Not content with being a teen idol, Darin wanted to be a crooner in the Tony Bennett, Dean Martin mold. His goal was to out-Sinatra Sinatra. "I want to be a legend by 25," Darin told Life Magazine. Darin wanted to play the Copacabana nightclub and eventually succeeded. He also made a movie with Rock Hudson and Sandra Dee. His courted Dee and their eventual union, like a lot of celebrity marriages, was fraught with problems, according to the movie. Relentlessly ambitious, he wanted her to be on the road with him constantly but she preferred to stay home to take care of their child. She drank. It all blows up in the movie and Darin is depicted as having a nasty temper. He liked to break things, apparently. But when rock crowded out most other music in the 60s, Darin quickly became a has-been. Trying to reinvent himself, he left big production numbers behind and entered a hippy-dippy folksinger phase. It was a time of agonizin' reappraisal, social change, and upheaval from the Vietnam war. But Darin was laughed off the stage for singing protest songs, finding out as Ricky Nelson did that audiences don't want their favorite performers to change. They just want their old favorites. (Nelson was booed at Madison Square Garden for playing new material and wrote Garden Party in response.) After his attempt at reinvention failed, Darin had to go 'find himself', a common affliction in those days, but, in Darin's case, there was some basis for it. A family secret had dumped a load of bricks on his psyche at about this time. He was not who he thought he was and he had some identity issues to work through. Eventually, in the movie at least, he finds a way back.

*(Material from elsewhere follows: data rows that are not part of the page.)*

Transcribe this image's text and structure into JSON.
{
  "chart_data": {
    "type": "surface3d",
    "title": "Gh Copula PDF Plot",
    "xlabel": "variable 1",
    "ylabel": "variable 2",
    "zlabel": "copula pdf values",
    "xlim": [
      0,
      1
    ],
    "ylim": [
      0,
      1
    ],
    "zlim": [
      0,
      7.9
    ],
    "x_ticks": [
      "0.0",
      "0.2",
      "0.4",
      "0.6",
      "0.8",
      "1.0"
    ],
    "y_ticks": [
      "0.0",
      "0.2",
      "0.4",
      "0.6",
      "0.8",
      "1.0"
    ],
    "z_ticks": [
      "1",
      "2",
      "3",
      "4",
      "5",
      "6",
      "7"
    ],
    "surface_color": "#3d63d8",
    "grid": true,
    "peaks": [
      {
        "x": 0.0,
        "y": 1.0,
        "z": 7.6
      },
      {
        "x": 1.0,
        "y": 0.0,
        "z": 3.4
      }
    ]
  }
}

The movie opens with Spacey singing Darin's only number one hit Mack the Knife (1959) which opens with the line, "Oh the shark has pretty teeth, dear." The lyrics will never be mistaken for Don't Worry, Be Happy. The song is from a very dark musical by Kurt Weill and Bertolt Brecht, The Threepenny Opera, a big hit in Germany until it was banned by the Nazis in 1933. The musical is populated by beggars, thieves, and prostitutes who betray each other without hesitation. Chief among thieves is Macheath ('Mack the Knife') who hides a career of murder and rape behind a facade of gentility. (Reportedly, Bobby Darin's father worked for a gangster. Could this in part explain why Darin was drawn to the song?) In the musical, Macheath courts young, unsuspecting Polly whose parents lay plans to trap him. Act One closes with Polly's parents singing about the sad fact that moral compromises are sometimes necessary when survival is at stake. The song Mack the Knife introduces Macheath at the beginning: When the shark bites with his teeth dear,
Sunday morning on the sidewalk, A mismatch has been noted between Darin's breezy version and the subject matter, but the fault, if any, may lie with the characteristically Brechtian juxtaposition of the horrible with the humorous. Granted, the lyrics and their delivery are more sinister in the musical, but that version sounds fairly jaunty to begin with, making Darin's rendition not such a leap. (Sample the 1954 New York cast in the Amazon link at the bottom of this page and see if you don't agree.) Bobby Darin died of heart failure in 1973 at the age of 37. He left behind 163 songs and 486 recordings which, combined, sold tens of millions of copies.